SpaceX IPO materials blocked in China and Hong Kong, Reuters finds
SpaceX’s IPO sites were unreachable in mainland China and Hong Kong just as its $75 billion roadshow began. The block now looks like a test of U.S.-China financial separation.

SpaceX’s run-up to what could become the world’s largest initial public offering hit an immediate geopolitical obstacle: its website and IPO marketing materials were not accessible to users in mainland China or Hong Kong as the company began roadshow marketing in New York.
The timing sharpened the symbolism. On June 4, SpaceX started pitching investors; by June 5, the offering materials were visible across much of Asia but not in China or Hong Kong. An access attempt returned Error 1009, a Cloudflare message that is generally associated with a site owner blocking traffic by country or region. That made the barrier look less like a random outage and more like a deliberate restriction.

The blackout matters because investors in Hong Kong and China often use offering documents to judge a company’s financials, risk factors and growth plans before committing capital. SpaceX is targeting the sale of 555.6 million shares at $135 apiece, a structure that would raise about $75 billion and value the company at roughly $1.75 trillion to $1.76 trillion. If completed, the deal would rank among the largest IPOs ever and put Elon Musk’s company among the most valuable U.S.-listed firms from day one.
The problem is not only technical. Underwriters have reportedly been told not to accept orders from investors in Hong Kong and China, with U.S. restrictions on the export of critical technology cited as the reason. Lead banks have pointed to International Traffic in Arms Regulations, or ITAR, as the main constraint. That would make the apparent website block part of a broader compliance wall around a company that sits at the intersection of rockets, satellites, telecom, defense and artificial intelligence.
SpaceX did not immediately respond to requests for comment, and the lead banks also declined to comment. The company is expected to list on Nasdaq under the ticker SPCX, with a possible debut as early as June 12.

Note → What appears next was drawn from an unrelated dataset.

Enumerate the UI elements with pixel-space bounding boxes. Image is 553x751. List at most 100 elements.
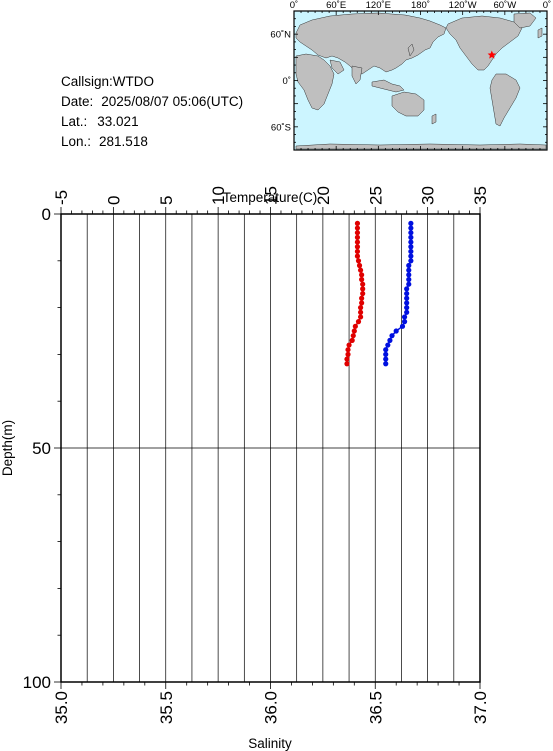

For markets, the episode is revealing. A blockbuster U.S. listing that depends on global attention is already running into the limits of that global reach. If China and Hong Kong investors are effectively shut out, SpaceX’s offering will stand as more than a capital-raising event: it will be another marker of how export controls, national-security rules and financial decoupling are reshaping the world’s biggest technology deals.